DD: And quite the circus it has become.
M: I’ll tell ya. It’s not like Maddie gets hassled in public a lot – only twice, when I was with her. But she certainly leaves a wake.
DD: Celebrity is a powerful force. Enjoy the ride, baby. Will you be seeing her again?
M: She’s due back at SFO in the fall, but right now she’s off to Seattle to do Bohème.
DD: Well, even if it was one-tine-only, you’ve got one hell of a story.
M: Yes, but I’m also human.
M: I call it the Plateau Syndrome. Five minutes after reaching a new level of achievement, we spot the plateau just above us and begin the yearning process all over again. We are the grasping species, the species with opposable thumbs.
DD: Keep grasping, baby. I gotta head for a voice lesson. Keep me up-to-date, okay?

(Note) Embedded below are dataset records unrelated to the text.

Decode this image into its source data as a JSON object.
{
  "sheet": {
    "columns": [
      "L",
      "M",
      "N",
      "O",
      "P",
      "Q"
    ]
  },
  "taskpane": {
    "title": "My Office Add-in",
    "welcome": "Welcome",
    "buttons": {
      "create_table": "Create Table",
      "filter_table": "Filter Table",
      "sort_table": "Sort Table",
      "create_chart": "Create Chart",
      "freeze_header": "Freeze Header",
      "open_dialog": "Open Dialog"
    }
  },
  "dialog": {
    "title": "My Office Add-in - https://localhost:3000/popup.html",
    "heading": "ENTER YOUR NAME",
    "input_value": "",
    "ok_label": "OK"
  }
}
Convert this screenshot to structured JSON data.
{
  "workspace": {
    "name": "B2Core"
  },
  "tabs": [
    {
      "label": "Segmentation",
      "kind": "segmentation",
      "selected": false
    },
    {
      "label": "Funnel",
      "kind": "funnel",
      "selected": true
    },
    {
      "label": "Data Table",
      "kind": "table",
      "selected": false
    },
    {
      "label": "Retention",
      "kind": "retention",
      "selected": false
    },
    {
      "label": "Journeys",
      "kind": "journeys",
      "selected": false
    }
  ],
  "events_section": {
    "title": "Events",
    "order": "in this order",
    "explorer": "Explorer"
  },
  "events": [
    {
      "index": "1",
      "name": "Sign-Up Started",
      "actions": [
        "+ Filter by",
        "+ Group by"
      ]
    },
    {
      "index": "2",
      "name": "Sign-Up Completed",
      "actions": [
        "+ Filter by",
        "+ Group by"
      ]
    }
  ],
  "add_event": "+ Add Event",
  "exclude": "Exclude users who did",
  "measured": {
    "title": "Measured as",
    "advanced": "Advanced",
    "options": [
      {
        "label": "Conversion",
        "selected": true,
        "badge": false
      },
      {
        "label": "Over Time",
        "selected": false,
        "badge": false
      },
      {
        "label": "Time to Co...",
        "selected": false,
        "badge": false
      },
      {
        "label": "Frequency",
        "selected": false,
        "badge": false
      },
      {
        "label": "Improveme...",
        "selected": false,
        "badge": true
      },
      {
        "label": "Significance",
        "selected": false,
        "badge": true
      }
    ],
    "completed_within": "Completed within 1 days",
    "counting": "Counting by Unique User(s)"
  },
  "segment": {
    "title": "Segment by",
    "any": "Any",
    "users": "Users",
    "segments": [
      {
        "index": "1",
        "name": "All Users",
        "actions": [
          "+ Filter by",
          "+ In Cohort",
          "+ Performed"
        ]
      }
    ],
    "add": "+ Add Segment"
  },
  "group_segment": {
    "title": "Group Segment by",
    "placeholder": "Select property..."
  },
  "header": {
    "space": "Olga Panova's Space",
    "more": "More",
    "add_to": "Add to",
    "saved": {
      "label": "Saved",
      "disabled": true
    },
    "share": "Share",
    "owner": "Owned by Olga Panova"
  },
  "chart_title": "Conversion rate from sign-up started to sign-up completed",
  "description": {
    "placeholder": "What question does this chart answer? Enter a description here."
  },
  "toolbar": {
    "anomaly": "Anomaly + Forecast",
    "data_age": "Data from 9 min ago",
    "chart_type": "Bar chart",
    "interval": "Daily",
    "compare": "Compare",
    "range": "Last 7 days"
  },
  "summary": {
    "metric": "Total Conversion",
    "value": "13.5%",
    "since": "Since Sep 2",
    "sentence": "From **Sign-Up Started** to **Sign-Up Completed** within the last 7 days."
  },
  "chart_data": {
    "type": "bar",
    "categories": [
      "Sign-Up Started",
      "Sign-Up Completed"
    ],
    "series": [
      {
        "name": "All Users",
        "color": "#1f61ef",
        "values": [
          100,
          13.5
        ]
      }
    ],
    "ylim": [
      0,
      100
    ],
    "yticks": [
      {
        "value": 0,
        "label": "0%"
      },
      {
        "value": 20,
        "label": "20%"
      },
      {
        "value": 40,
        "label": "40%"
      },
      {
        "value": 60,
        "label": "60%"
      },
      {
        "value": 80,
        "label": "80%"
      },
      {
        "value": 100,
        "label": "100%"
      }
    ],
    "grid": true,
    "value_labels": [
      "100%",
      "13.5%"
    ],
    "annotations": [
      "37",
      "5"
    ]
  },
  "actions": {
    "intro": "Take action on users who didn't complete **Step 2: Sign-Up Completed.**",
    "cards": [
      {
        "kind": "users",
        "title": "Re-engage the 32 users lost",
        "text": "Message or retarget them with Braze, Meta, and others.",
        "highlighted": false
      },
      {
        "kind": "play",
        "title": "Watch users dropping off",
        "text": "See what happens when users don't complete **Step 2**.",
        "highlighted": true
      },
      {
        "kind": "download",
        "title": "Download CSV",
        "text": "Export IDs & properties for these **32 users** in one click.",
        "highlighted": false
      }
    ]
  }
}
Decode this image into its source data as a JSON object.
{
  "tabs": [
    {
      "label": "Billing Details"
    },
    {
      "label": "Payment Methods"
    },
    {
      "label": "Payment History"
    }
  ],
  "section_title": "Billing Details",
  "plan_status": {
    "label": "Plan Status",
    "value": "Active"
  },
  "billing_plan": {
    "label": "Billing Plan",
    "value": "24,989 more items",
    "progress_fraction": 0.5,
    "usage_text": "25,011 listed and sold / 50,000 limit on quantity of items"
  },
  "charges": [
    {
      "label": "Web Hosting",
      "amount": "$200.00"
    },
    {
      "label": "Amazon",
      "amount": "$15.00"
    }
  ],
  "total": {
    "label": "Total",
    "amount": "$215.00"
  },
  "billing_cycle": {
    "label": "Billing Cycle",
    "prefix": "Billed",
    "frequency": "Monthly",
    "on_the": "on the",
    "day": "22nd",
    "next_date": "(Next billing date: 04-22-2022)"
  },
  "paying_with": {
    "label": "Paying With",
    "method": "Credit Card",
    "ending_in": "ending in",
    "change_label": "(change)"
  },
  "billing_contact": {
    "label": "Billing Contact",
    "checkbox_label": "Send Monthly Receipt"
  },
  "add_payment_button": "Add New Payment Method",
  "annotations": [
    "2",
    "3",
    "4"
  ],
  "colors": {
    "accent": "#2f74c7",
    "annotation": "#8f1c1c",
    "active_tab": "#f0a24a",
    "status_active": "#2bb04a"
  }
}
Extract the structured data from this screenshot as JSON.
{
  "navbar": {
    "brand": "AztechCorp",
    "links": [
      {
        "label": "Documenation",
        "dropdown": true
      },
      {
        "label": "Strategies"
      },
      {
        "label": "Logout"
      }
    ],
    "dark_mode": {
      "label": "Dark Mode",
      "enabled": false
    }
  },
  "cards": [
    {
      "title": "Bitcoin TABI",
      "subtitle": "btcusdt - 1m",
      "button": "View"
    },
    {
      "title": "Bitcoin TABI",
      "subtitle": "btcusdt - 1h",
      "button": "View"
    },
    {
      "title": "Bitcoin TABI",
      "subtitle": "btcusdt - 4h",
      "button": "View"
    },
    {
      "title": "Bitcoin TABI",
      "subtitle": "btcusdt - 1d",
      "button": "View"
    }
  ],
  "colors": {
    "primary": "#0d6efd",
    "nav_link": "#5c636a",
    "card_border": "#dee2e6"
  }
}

M: You got it. Thanks for being my confessor.
DD: My privilege. Ta!
I’m about to go for that cup of coffee, but when I flash back to the inbox I find a strange name: Michael Sinclair. And here’s what he has to say:
Dear Mickey: It’s not often that I receive a recommendation from Maddalena Hart! But I scanned your blog and I must say I’m impressed. I run a website called theoperacritic.com, and although I’m based in New Zealand, I publish reviews from all over the globe. I would love it if you would be my West Coast stringer. I don’t pay anything, but I do have good relations with all the major companies, so you’d be able to get press comps in San Diego, LA, Portland, Seattle – even Vancouver B.C. if you feel adventurous. And it’s no problem if you’d like to keep running your reviews on your blog, as well.
Let me know what you think. I’d love to have you on board.
Cheers – Michael
I drift off toward the kitchen, I pour a cup of java and I swear I see letters spelled out in the steam.